A report from the organization NDEVR Environmental warns that Australia has broken its carbon emissions record for the third consecutive year and that following this pattern will not meet the goal of the Paris Agreement. This organization urges the Australian government to establish a national goal based on science, which agrees to maintain the increase of the planet below 2°C.
“Our current NDC is very weak and will be largely met without any action by the federal government as our older coal electricity sector retires and is replaced by renewables and gas.” Glen Klatovsky – 350 Australia
In other words, Australia will fail to do its part fulfilling the less ambitious goal of the Paris Agreement of not increasing the planet’s temperature over 2◦C. It is important to remember that the IPCC made it clear in its latest report that to achieve the goal of maintaining the increase in the temperature of the Earth by 1.5◦C, we must be more ambitious in terms of mitigation and transition to renewable energy resources for power generation. Clearly, this does not fit with an energy agenda based on coal.

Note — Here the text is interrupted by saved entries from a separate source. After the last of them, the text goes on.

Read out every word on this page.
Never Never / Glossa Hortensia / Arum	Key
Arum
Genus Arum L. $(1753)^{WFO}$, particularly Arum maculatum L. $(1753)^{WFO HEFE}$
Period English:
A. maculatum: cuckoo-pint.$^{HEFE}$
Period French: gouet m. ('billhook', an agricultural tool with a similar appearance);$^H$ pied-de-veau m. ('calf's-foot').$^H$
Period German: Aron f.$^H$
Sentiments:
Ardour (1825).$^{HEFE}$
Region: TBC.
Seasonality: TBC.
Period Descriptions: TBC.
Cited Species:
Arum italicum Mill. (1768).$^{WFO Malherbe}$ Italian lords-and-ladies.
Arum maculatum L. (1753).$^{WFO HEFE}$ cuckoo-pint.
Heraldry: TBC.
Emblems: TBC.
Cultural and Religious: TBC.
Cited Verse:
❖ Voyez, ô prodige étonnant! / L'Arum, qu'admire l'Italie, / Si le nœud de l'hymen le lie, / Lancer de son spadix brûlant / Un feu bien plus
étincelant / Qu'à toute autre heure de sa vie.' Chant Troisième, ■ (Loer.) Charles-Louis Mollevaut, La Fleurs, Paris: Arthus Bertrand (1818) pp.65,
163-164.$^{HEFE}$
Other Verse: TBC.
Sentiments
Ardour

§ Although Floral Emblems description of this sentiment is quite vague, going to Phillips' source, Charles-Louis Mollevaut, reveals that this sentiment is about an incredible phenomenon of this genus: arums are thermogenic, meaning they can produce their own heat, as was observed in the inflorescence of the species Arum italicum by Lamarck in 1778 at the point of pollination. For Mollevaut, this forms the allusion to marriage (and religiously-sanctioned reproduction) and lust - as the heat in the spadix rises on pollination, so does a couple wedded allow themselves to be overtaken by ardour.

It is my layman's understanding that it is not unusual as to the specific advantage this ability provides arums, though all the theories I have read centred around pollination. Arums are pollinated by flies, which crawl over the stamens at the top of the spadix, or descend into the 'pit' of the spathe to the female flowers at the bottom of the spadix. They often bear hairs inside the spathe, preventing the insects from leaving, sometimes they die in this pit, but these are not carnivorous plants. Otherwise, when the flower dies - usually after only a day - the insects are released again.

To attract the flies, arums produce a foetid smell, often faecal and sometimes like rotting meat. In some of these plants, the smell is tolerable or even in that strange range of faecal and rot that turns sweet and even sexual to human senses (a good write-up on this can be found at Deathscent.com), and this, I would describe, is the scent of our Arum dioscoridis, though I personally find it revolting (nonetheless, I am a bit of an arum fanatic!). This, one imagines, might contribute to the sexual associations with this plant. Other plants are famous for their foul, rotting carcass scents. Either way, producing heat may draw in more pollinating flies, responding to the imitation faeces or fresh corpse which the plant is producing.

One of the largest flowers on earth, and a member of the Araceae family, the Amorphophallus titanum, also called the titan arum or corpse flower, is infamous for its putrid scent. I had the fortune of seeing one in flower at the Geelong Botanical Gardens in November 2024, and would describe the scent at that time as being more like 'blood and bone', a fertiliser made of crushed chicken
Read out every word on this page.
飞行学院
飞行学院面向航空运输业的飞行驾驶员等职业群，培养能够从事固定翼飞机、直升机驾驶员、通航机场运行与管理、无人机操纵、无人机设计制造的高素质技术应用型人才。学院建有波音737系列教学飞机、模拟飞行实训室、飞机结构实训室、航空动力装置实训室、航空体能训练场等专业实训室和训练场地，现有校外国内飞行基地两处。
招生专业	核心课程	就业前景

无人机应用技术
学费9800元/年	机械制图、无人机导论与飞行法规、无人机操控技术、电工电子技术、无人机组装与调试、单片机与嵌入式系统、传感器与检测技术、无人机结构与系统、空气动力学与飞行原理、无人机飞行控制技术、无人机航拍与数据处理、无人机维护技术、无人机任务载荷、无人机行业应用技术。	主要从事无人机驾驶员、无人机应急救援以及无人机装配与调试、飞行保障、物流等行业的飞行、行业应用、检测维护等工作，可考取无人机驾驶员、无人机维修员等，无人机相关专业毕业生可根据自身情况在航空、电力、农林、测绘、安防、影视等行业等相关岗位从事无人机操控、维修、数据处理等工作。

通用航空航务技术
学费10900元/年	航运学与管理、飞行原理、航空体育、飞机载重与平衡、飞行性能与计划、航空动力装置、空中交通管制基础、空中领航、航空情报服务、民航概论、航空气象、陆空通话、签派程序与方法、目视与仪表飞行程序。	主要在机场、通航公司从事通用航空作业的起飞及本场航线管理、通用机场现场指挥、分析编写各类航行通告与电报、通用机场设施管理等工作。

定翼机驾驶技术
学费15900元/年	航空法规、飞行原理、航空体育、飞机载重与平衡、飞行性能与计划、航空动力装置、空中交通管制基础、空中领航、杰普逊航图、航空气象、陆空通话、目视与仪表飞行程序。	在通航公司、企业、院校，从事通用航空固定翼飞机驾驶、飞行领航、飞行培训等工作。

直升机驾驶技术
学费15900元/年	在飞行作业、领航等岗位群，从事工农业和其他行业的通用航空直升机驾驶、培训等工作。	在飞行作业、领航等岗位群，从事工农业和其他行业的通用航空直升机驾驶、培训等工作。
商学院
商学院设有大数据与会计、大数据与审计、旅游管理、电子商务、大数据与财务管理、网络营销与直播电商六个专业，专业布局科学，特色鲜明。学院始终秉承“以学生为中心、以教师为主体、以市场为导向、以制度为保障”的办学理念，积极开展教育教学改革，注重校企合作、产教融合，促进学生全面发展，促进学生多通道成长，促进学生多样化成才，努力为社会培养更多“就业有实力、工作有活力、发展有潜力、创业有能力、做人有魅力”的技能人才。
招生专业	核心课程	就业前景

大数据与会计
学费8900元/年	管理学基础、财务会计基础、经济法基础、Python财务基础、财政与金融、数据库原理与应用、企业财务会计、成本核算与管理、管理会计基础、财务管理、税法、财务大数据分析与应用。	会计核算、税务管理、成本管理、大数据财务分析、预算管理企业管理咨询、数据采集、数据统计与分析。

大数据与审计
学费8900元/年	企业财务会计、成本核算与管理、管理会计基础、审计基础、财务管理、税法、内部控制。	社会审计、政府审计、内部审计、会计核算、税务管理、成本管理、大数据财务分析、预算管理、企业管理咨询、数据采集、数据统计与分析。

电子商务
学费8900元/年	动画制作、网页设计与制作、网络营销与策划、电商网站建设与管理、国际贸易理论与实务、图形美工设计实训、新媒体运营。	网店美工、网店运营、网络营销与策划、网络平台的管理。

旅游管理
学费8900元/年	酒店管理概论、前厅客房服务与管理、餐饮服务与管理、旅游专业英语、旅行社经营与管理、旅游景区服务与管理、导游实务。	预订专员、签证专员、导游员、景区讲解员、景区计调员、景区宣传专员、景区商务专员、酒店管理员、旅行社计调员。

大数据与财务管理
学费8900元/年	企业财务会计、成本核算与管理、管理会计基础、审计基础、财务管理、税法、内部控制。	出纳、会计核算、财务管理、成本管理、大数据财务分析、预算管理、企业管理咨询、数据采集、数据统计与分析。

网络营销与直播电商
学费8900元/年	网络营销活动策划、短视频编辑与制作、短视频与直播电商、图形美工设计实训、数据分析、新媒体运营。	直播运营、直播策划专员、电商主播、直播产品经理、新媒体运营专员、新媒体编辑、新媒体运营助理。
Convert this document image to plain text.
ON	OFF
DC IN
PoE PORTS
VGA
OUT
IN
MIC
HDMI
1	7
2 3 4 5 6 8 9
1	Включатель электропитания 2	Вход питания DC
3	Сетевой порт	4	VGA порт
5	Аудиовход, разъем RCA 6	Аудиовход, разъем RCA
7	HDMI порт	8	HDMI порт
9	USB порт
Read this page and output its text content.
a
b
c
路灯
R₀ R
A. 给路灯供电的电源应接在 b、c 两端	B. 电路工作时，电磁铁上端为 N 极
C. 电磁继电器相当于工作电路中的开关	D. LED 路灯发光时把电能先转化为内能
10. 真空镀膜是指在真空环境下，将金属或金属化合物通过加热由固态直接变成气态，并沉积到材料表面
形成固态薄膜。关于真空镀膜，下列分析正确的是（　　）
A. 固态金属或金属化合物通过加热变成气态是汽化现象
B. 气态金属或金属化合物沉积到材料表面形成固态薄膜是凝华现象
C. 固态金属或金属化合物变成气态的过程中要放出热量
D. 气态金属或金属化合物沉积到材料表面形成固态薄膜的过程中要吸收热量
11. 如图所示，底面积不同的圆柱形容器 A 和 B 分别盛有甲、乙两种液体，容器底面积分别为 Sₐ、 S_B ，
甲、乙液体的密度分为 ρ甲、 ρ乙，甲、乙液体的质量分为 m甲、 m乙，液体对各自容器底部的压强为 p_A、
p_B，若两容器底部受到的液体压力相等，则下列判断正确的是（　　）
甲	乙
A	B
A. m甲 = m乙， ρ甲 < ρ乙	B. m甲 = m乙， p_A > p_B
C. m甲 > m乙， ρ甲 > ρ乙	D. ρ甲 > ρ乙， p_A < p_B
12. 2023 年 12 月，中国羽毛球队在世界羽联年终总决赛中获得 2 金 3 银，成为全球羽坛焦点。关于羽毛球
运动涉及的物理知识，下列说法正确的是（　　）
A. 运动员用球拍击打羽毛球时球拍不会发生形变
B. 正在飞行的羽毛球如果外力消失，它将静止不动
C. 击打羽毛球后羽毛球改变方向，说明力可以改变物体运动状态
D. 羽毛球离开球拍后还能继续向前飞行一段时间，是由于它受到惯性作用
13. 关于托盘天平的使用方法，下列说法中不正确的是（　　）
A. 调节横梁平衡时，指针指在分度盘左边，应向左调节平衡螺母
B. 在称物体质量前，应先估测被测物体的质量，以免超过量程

According to The Guardian, the Australian Prime Minister spoke about the goal of reducing emissions, stating:
“No, we won’t … we’re not held to any of them at all. Nor are we bound to go and tip money into that big climate fund. We’re not going to do that either. I’m not going to spend money on global climate conferences and all that nonsense.”
Australia has embraced fossil fuels in a more subtle manner than other countries, remaining in the Paris Agreement and seeking strategic relations with its neighbors in the Pacific, many of whom are particularly vulnerable to climate change. For Australia, this strategy can protect the comparative advantage that coal provides to the industry in the short term. However, even in the present, the adverse impacts generated by climate change are causing damage that may be irreversible as Christiana Figueres, former Secretary of the UNFCCC, made very clear:
— ABC News (@abcnews) 10 de octubre de 2018
This strategy is an impediment to progress for global climate action, with the final result depending on all countries contributing to the ambitious emission reductions and having a sincere policy towards achieving the goals of the Paris Agreement.